Pierre Simon (2008)

Par Christine Bard

C’est avec tristesse que nous avons appris le décès du Dr Pierre Simon (11 mai 2008), qui a donné en 2006-2007 une partie de ses archives déposées au Centre des archives du féminisme d’Angers. Pour ma part, une profonde tristesse car j’ai eu grand plaisir à le connaître – un peu – à l’occasion des ren­dez-vous « archives » chez lui, 120 Bd St-Germain. En entrant dans son vaste appartement, je franchissais le seuil d’un lieu de mémoire et j’étais accueillie avec la plus grande gentillesse par un homme charmeur et drôle, heureux de confier des souvenirs mais aussi de parler du pré­sent, malicieux dans les commentaires des traces de sa vie, photos, lettres, ar­chives, objets… Malgré toute mon insistance, un tri sévère (trop sévère) fut fait, en amont de son don à l’association. Je découvris à la fois la personne, attachante, et le person­nage, presque théâtral. Pierre Simon fit d’ailleurs du théâtre lorsqu’il se retrouva, adolescent – il naquit à Metz en 1925 – li­vré à lui-même et en danger parce que juif. À la Libération, il fréquenta le mime Marceau. Mais finalement il choisit le soin, la médecine, au plus près de la vie, avec la carrière de gynécologue-obstétricien et chemina de l’accouchement sans douleur à la contraception, l’IVG, jusqu’au droit de mourir dans la dignité, sans oublier la sexologie et le fameux rapport, portant son nom, sur la sexualité des Français. L’anniversaire du Planning familial, en 2006, en permettant de renouer les fils d’une histoire interne déchirée dans les années 1970 entre la génération des fon­dateurs et une nouvelle génération issue de 68, aura permis que Pierre Simon trouve sa place dans le récit de « l’histoire des femmes », lui qui ne se di­sait pas féministe, et qui a pourtant contribué à des avancées majeures pour les droits des femmes. Le MFPF a d’ailleurs fait un communiqué de presse à l’occasion de son décès, rappelant qu’il fut le fondateur et l’animateur pendant une dizaine d’années décisive du Collège des médecins du Planning, jusqu’à son entrée au cabinet du ministère de la Santé. Sur le féminisme, surtout sur le féminisme « des années 70 », son juge­ment était sévère.

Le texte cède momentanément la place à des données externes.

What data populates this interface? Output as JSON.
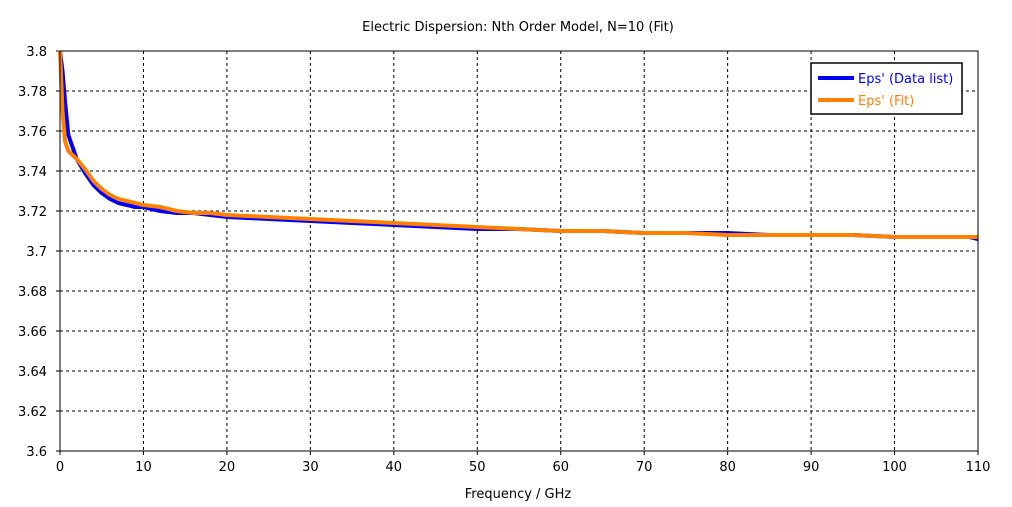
{
  "chart_data": {
    "type": "line",
    "title": "Electric Dispersion: Nth Order Model, N=10 (Fit)",
    "xlabel": "Frequency / GHz",
    "ylabel": "",
    "xlim": [
      0,
      110
    ],
    "ylim": [
      3.6,
      3.8
    ],
    "xticks": [
      0,
      10,
      20,
      30,
      40,
      50,
      60,
      70,
      80,
      90,
      100,
      110
    ],
    "xtick_labels": [
      "0",
      "10",
      "20",
      "30",
      "40",
      "50",
      "60",
      "70",
      "80",
      "90",
      "100",
      "110"
    ],
    "yticks": [
      3.6,
      3.62,
      3.64,
      3.66,
      3.68,
      3.7,
      3.72,
      3.74,
      3.76,
      3.78,
      3.8
    ],
    "ytick_labels": [
      "3.6",
      "3.62",
      "3.64",
      "3.66",
      "3.68",
      "3.7",
      "3.72",
      "3.74",
      "3.76",
      "3.78",
      "3.8"
    ],
    "grid": true,
    "legend_position": "top-right",
    "series": [
      {
        "name": "Eps' (Data list)",
        "color": "#0000ff",
        "x": [
          0,
          0.3,
          0.6,
          1,
          1.5,
          2,
          3,
          4,
          5,
          6,
          7,
          8,
          9,
          10,
          12,
          14,
          16,
          18,
          20,
          25,
          30,
          35,
          40,
          45,
          50,
          55,
          60,
          65,
          70,
          75,
          80,
          85,
          90,
          95,
          100,
          105,
          109,
          110
        ],
        "y": [
          3.8,
          3.79,
          3.775,
          3.758,
          3.752,
          3.746,
          3.739,
          3.733,
          3.729,
          3.726,
          3.724,
          3.723,
          3.722,
          3.722,
          3.72,
          3.719,
          3.719,
          3.718,
          3.717,
          3.716,
          3.715,
          3.714,
          3.713,
          3.712,
          3.711,
          3.711,
          3.71,
          3.71,
          3.709,
          3.709,
          3.709,
          3.708,
          3.708,
          3.708,
          3.707,
          3.707,
          3.707,
          3.706
        ]
      },
      {
        "name": "Eps' (Fit)",
        "color": "#ff8000",
        "x": [
          0,
          0.3,
          0.6,
          1,
          1.5,
          2,
          3,
          4,
          5,
          6,
          7,
          8,
          9,
          10,
          12,
          14,
          16,
          18,
          20,
          25,
          30,
          35,
          40,
          45,
          50,
          55,
          60,
          65,
          70,
          75,
          80,
          85,
          90,
          95,
          100,
          105,
          110
        ],
        "y": [
          3.8,
          3.77,
          3.755,
          3.75,
          3.748,
          3.746,
          3.741,
          3.735,
          3.731,
          3.728,
          3.726,
          3.725,
          3.724,
          3.723,
          3.722,
          3.72,
          3.719,
          3.719,
          3.718,
          3.717,
          3.716,
          3.715,
          3.714,
          3.713,
          3.712,
          3.711,
          3.71,
          3.71,
          3.709,
          3.709,
          3.708,
          3.708,
          3.708,
          3.708,
          3.707,
          3.707,
          3.707
        ]
      }
    ]
  }
}
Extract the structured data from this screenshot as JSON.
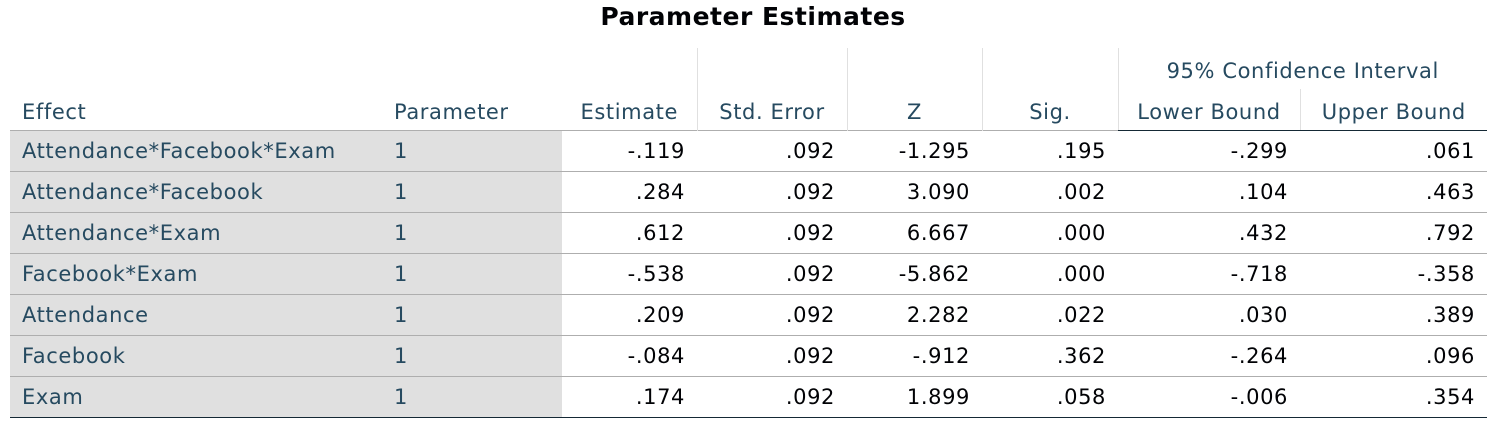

Pourtant, il était sans réserve pour « le droit des femmes à disposer de leur corps », formule que nous avons retenue pour le faire-part que nous avons publié dans Le Monde (18-19 mai 2008), avec ce texte simple : « Archives du féminisme salue la mé­moire du Dr Pierre Simon (1925-2008) pour son combat en faveur du droit des femmes à disposer de leur corps ».

Pierre Simon a vécu courageusement avec le cancer ses dernières années sans perdre le goût des autres, et en continuant à s’intéresser à toutes sortes de choses.

Il est mort le 11 mai et a été enterré dans l’intimité familiale. Deux cé­rémonies ont eu lieu pour lui rendre hommage : le 1er juin, à la Grande Loge de France, à laquelle il était extrêmement attaché (où seront consultables ses ar­chives maçonniques), puis au ministère de la Santé, le 11 juin, en présence de Roselyne Bachelot, ministre de la Santé, de la Jeunesse, des Sports et de la Vie associative, de Perrine Simon-Nahum, historienne et fille de Pierre Simon, Léon Nisand, René Frydman, Valéry Giscard d’Estaing… Un Prix Pierre Simon « Ethique et santé » a été créé, ainsi qu’une association qui veut contribuer au rayonnement de sa pensée.. D’autres hommages auront certainement lieu. On retrouve Pierre Simon dans plusieurs films et enregistrements audiovisuels, et on peut recommander la lecture de De la vie avant toute chose, récit autobiogra­phique très réussi (Mazarine, 1979) et de son témoignage dans Le Planning familial. Histoire et mémoire 1956-2006 (Presses universitaires de Rennes, 2006).
Les archives réunies à Angers ont été classées par Pauline Caillaud fin 2007 : l’inventaire est accessible sur le site de la BU d’Angers et les archives sont à la disposition des chercheurs22. On peut en apprendre davantage en lisant l’article de Pauline Caillaud : « Gynécologie et planning familial : le fonds Pierre Simon » dans la revue ProChoix, n° 44, juin 2008, n° 44, pp. 65-74.

Extrait du Bulletin d’Archives du féminisme, n° 14, 2008.